A student competition for flexible student accommodation resulted in close collaboration between a team of KADK’s architecture students and carpenter apprentices from the Copenhagen Carpentry Guild. In one week they constructed the winning project, ‘The Generic Residential Cell’, on Copenhagen’s City Hall Square. In a tangible way, the project united research and education with practice and industry.
The project started as part of the School of Architecture’s 6-week teaching module for 3rd-year students, in which Jan Søndergaard, Professor at the Institute for Architecture and Technology, in collaboration with Copenhagen Carpentry Guild and Copenhagen Technical College, organised a competition for the students. The project was to design a student dwelling, which could be added to. ‘The Generic Residential Cell’ was the winner.

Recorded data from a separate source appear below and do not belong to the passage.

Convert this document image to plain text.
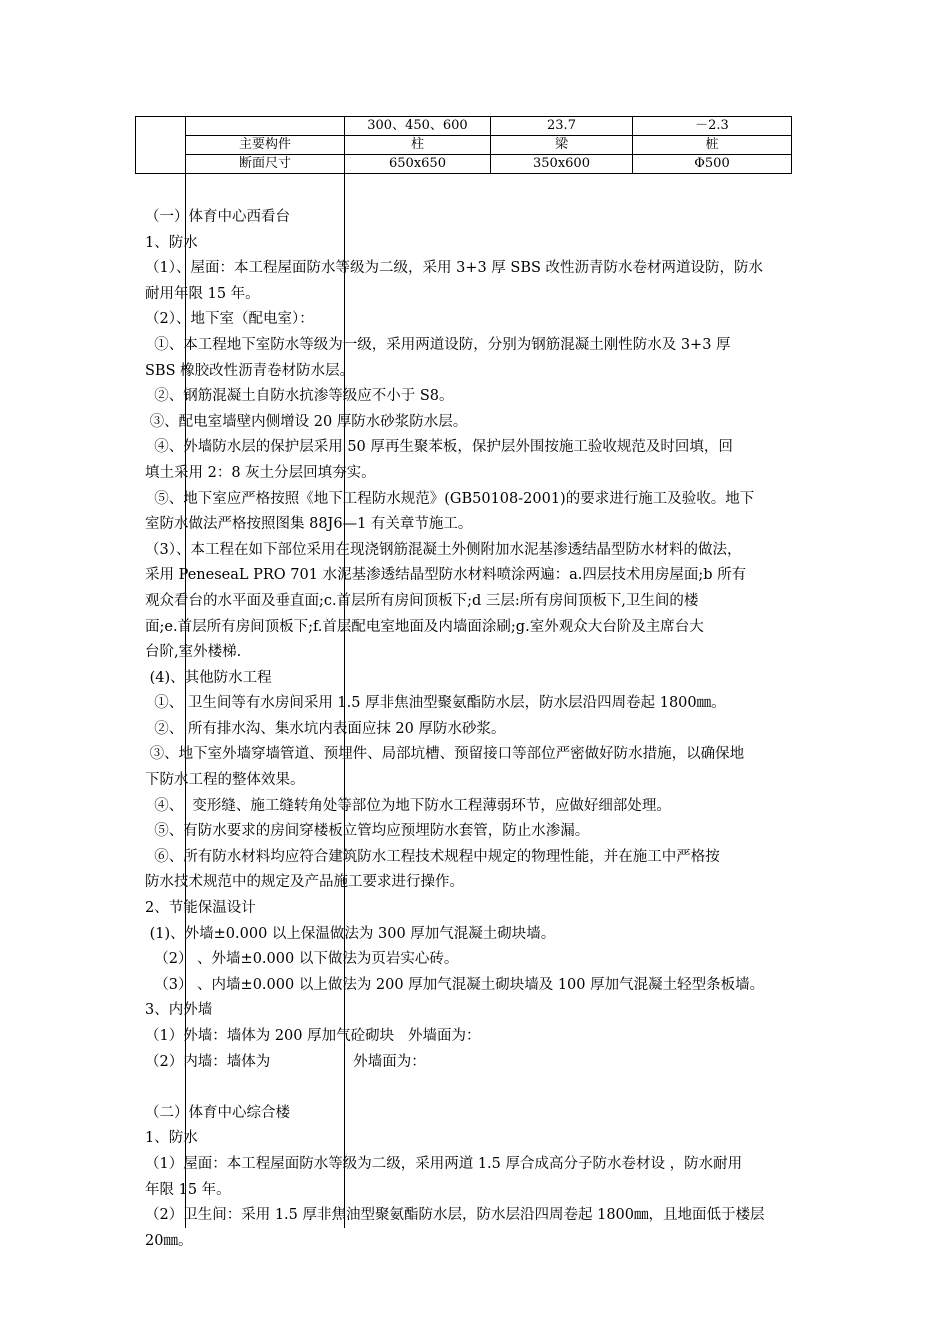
		300、450、600	23.7	－2.3
	主要构件	柱	梁	桩
	断面尺寸	650x650	350x600	Φ500

（一）体育中心西看台

1、防水

（1）、屋面：本工程屋面防水等级为二级，采用 3+3 厚 SBS 改性沥青防水卷材两道设防，防水

耐用年限 15 年。

（2）、地下室（配电室）：

①、本工程地下室防水等级为一级，采用两道设防，分别为钢筋混凝土刚性防水及 3+3 厚

SBS 橡胶改性沥青卷材防水层。

②、钢筋混凝土自防水抗渗等级应不小于 S8。

③、配电室墙壁内侧增设 20 厚防水砂浆防水层。

④、外墙防水层的保护层采用 50 厚再生聚苯板，保护层外围按施工验收规范及时回填，回

填土采用 2：8 灰土分层回填夯实。

⑤、地下室应严格按照《地下工程防水规范》(GB50108-2001)的要求进行施工及验收。地下

室防水做法严格按照图集 88J6—1 有关章节施工。

（3）、本工程在如下部位采用在现浇钢筋混凝土外侧附加水泥基渗透结晶型防水材料的做法，

采用 PeneseaL PRO 701 水泥基渗透结晶型防水材料喷涂两遍：a.四层技术用房屋面;b 所有

观众看台的水平面及垂直面;c.首层所有房间顶板下;d 三层:所有房间顶板下,卫生间的楼

面;e.首层所有房间顶板下;f.首层配电室地面及内墙面涂刷;g.室外观众大台阶及主席台大

台阶,室外楼梯.

(4)、其他防水工程

①、 卫生间等有水房间采用 1.5 厚非焦油型聚氨酯防水层，防水层沿四周卷起 1800㎜。

②、 所有排水沟、集水坑内表面应抹 20 厚防水砂浆。

③、地下室外墙穿墙管道、预埋件、局部坑槽、预留接口等部位严密做好防水措施，以确保地

下防水工程的整体效果。

④、  变形缝、施工缝转角处等部位为地下防水工程薄弱环节，应做好细部处理。

⑤、有防水要求的房间穿楼板立管均应预埋防水套管，防止水渗漏。

⑥、所有防水材料均应符合建筑防水工程技术规程中规定的物理性能，并在施工中严格按

防水技术规范中的规定及产品施工要求进行操作。

2、节能保温设计

(1)、外墙±0.000 以上保温做法为 300 厚加气混凝土砌块墙。

（2） 、外墙±0.000 以下做法为页岩实心砖。

（3） 、内墙±0.000 以上做法为 200 厚加气混凝土砌块墙及 100 厚加气混凝土轻型条板墙。

3、内外墙

（1）外墙：墙体为 200 厚加气砼砌块   外墙面为：

（2）内墙：墙体为                  外墙面为：

（二）体育中心综合楼

1、防水

（1）屋面：本工程屋面防水等级为二级，采用两道 1.5 厚合成高分子防水卷材设 ，防水耐用

年限 15 年。

（2）卫生间：采用 1.5 厚非焦油型聚氨酯防水层，防水层沿四周卷起 1800㎜，且地面低于楼层

20㎜。
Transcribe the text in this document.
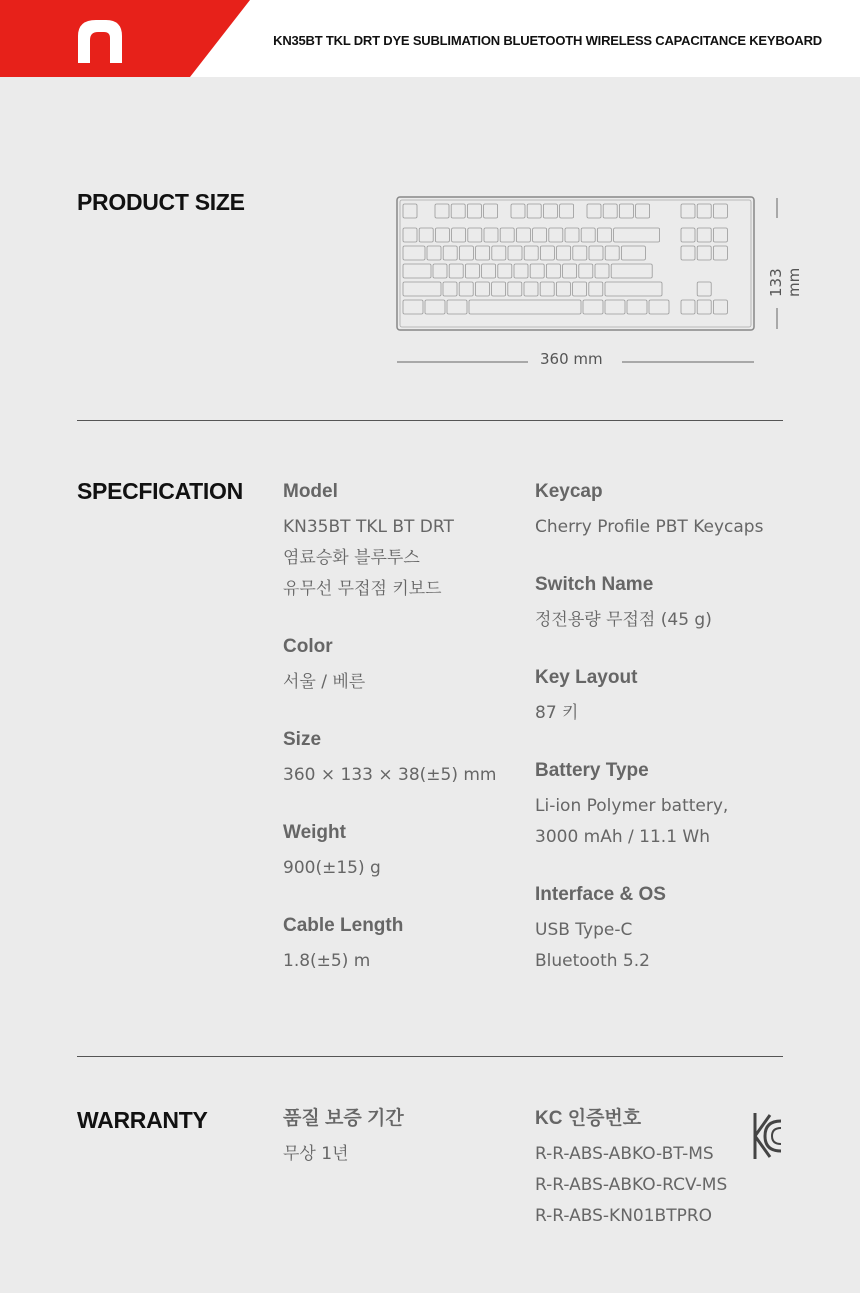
KN35BT TKL DRT DYE SUBLIMATION BLUETOOTH WIRELESS CAPACITANCE KEYBOARD
PRODUCT SIZE
133 mm
360 mm
SPECFICATION Model
KN35BT TKL BT DRT
염료승화 블루투스
유무선 무접점 키보드
Color
서울 / 베른
Size
360 × 133 × 38(±5) mm
Weight
900(±15) g
Cable Length
1.8(±5) m
Keycap
Cherry Profile PBT Keycaps
Switch Name
정전용량 무접점 (45 g)
Key Layout
87 키
Battery Type
Li-ion Polymer battery,
3000 mAh / 11.1 Wh
Interface & OS
USB Type-C
Bluetooth 5.2
WARRANTY	품질 보증 기간
무상 1년
KC 인증번호
R-R-ABS-ABKO-BT-MS
R-R-ABS-ABKO-RCV-MS
R-R-ABS-KN01BTPRO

‘The Generic Residential Cell’ is a flexible type of student dwelling, which can easily be developed and made bigger, simply by adding on more residential cells: hence, the title ‘generic’.
A symbol of the future
This semester four architecture students have been interns at KHR Arkitekter, where they worked further on ‘The Generic Residential Cell’. The internship culminated in the erection of the cell on City Hall Square in Copenhagen, where it was allowed to remain for a week as part of the Copenhagen Carpentry Guild’s 500th anniversary. The project is a symbol of an innovative future for carpentry and construction.
Collaborators
A number of collaborators were responsible for ‘The Generic Residential Cell’: KADK, Copenhagen Carpentry Guild, KHR Arkitekter, Fiberline Composite and Copenhagen Technical College.